Be Aware: Your Online Services May Be Suffering from Credential Stuffing Attacks

Featuring Dan Woods, Vice President of the Shape Intelligence Center with Shape Security, now part of F5 Networks.

There actually are nation states launching aggressive attacks against a lot of American interests, and we know this because the criminal organizations are largely interested in money. But when you have highly sophisticated attacks logging into bank accounts but not monetizing, not stealing anything, you think about what would cause that?
When I was at the Bureau, if I had access to bank accounts, it told me a lot about the individual. I mean, a lot. I knew where they shopped, I knew where they traveled: I knew a lot about them. So a lot of this is intelligence gathering, I think, by nation states. What if they were getting into my hotel account, they'd see where I'm staying. If they get in my airline account, they'll see where I'm traveling. We can always tell them because they're highly, highly sophisticated. They don't appear to be motivated by money but instead by gathering intelligence.

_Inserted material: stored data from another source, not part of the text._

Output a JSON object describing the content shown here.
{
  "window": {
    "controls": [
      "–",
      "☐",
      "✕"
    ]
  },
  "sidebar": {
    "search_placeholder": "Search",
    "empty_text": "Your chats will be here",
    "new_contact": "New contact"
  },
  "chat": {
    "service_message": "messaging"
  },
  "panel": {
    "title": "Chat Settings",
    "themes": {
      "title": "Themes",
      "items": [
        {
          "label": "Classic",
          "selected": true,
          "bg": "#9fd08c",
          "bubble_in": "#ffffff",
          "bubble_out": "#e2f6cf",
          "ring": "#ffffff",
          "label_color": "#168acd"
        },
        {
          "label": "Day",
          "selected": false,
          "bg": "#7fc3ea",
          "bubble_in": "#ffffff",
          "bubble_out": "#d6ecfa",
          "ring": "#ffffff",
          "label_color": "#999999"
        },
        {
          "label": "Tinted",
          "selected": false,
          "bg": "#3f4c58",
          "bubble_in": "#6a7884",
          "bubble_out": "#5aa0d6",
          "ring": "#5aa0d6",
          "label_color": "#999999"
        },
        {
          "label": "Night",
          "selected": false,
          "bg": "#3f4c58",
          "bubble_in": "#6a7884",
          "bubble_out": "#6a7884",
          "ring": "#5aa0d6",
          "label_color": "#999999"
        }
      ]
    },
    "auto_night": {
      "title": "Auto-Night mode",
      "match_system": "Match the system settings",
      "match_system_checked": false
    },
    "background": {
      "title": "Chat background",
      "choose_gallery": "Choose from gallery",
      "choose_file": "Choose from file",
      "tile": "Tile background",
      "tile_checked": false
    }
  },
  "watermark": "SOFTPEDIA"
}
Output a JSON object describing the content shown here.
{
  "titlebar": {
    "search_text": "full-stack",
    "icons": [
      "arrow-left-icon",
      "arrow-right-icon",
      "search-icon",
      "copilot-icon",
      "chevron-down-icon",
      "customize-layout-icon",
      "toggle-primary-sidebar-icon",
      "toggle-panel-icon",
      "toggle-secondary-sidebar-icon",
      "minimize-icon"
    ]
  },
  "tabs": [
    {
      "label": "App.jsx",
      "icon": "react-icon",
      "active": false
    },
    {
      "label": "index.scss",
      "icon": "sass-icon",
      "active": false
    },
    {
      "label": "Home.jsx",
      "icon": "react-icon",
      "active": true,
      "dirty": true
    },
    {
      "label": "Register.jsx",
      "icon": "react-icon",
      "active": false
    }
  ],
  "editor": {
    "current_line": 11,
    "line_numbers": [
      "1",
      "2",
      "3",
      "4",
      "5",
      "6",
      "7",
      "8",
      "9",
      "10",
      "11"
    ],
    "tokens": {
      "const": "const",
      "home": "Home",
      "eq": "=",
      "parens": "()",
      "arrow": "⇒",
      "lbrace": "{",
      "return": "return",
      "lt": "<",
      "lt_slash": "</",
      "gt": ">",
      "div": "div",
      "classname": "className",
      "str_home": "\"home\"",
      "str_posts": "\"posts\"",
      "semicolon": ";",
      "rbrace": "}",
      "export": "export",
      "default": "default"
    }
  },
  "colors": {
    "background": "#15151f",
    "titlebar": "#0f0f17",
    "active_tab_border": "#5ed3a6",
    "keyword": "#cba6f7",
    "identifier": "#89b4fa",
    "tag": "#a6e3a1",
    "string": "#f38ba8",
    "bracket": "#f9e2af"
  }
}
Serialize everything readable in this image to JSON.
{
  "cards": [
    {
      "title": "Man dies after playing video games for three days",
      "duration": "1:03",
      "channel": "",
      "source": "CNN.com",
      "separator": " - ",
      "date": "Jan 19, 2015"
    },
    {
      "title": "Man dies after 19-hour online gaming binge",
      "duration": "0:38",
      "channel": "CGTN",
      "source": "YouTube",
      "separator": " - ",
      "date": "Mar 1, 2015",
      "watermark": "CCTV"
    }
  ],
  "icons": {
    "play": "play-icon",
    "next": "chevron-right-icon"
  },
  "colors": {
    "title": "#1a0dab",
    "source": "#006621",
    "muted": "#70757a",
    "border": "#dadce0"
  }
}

It's quite typical that an enterprise grossly underestimates the size and scope of the problem, and the reason why is these attacks are now coming from millions of IP addresses. They don't come from a dozen IP addresses, they come from millions, and security operations centers across the globe, really, have become quite comfortable identifying attack traffic based on volume of transactions. For my piece, web application firewalls, you know, they can typically identify the top 20, 30, maybe even the top 100 noisiest IPs, but they miss the long tail of millions of IPs that have maybe 10 or 20 transactions each, because they don't reach the volume to trigger any thresholds.